The questionnaire data provide evidence that workers had limited social activities and contacts outside of the workplace, in line with the recommendations of the phased exit from the government lockdown restrictions. Although the questionnaires were anonymised, the responses were self-reported and social desirability bias could have led to an overestimation of reported adherence to infection control measures both in the community and the workplace. While two previous studies investigating COVID-19-related intervention surveys found only a limited impact of social desirability bias on the estimates of compliant behaviours31,32, future observational studies could further mitigate the risk of social desirability bias by adopting “guilt-free strategies” for questionnaire design (e.g., including short preambles to mitigate potential concerns about reporting non-compliance)33. In addition, behavioural modifications may have also arisen in response to the outbreak itself.  Another limitation of our study was the very low worker participation rate, which limits the generalisability of the questionnaire findings within this workplace, as well as to other similar workplaces. Additionally, the small sample size precluded the precise estimation of relative risks at the individual level. Selection bias also remains a concern, as the study sample included an over-representation of workers on permanent contracts. Enhanced engagement with company supervisors on the production floor about the study might improve response rates and encourage worker participation for more detailed analysis to be conducted.

Conclusion

This study shows that even with robust implementation of recommended public health measures, workplaces with large workforces, where workers have a high number of contacts, can be at risk of SARS-CoV-2 outbreaks. Workplace risk assessments remain an essential tool for assessing and controlling occupational COVID-19 risks.

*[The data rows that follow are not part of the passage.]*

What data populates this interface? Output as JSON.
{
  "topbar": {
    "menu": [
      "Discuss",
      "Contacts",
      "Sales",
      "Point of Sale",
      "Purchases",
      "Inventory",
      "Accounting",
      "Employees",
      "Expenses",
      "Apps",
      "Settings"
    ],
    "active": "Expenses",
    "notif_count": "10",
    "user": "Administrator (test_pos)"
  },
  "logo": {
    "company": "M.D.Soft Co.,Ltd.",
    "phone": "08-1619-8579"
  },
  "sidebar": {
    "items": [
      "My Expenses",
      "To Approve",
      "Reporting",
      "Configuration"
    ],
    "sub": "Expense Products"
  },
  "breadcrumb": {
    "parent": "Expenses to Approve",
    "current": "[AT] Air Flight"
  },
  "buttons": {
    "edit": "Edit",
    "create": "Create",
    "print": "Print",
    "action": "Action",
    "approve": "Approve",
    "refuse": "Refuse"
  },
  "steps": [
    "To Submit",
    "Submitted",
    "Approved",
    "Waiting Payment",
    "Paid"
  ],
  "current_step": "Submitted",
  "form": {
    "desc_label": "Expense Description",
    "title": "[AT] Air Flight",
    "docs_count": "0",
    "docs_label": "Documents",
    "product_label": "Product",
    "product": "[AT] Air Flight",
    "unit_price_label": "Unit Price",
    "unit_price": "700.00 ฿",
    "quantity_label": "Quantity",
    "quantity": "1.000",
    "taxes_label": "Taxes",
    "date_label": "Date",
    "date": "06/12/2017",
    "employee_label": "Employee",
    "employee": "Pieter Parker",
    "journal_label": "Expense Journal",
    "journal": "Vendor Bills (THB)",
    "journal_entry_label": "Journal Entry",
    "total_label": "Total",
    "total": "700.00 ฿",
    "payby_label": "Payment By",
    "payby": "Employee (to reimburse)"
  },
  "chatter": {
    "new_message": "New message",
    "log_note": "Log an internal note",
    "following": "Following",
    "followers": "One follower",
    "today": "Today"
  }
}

Importantly, risk assessments must be tailored to a given worksite and consider the workplace as a heterogenous collection of distinct work environments rather than a single entity. Enhanced infection control measures and tailored interventions should be detailed for each distinct work area. Such assessments must also be kept under review and amended with changes in local transmission rates. In addition to targeted workplace infection control measures, enhanced sick leave policies should be considered to support workers’ compliance to self-isolation requirements. Given the potential to perpetuate transmission into the local community, the prevention of outbreaks in work sectors with large workforces, especially those that remain open during lockdowns, such as storage and distribution centres, remains of high public health importance. While it is not possible to completely prevent cases of disease within a workforce during a national pandemic, it is imperative for workplaces to implement cost-effective transmission control measures based on risk assessments and to effectively minimise the on-site attendance of potential infectious workers through enhanced and equitable sick pay policies, where possible. Further research will be needed to better understand how working conditions and socioeconomic factors, such as crowded workspaces, insecure employment and income inequality, contribute to the increased infection risk among workers from essential work sectors. The improved evidence base in these areas can protect vulnerable populations, ensure the continued operations of essential work sectors during pandemics, and inform preparedness for future public health emergencies.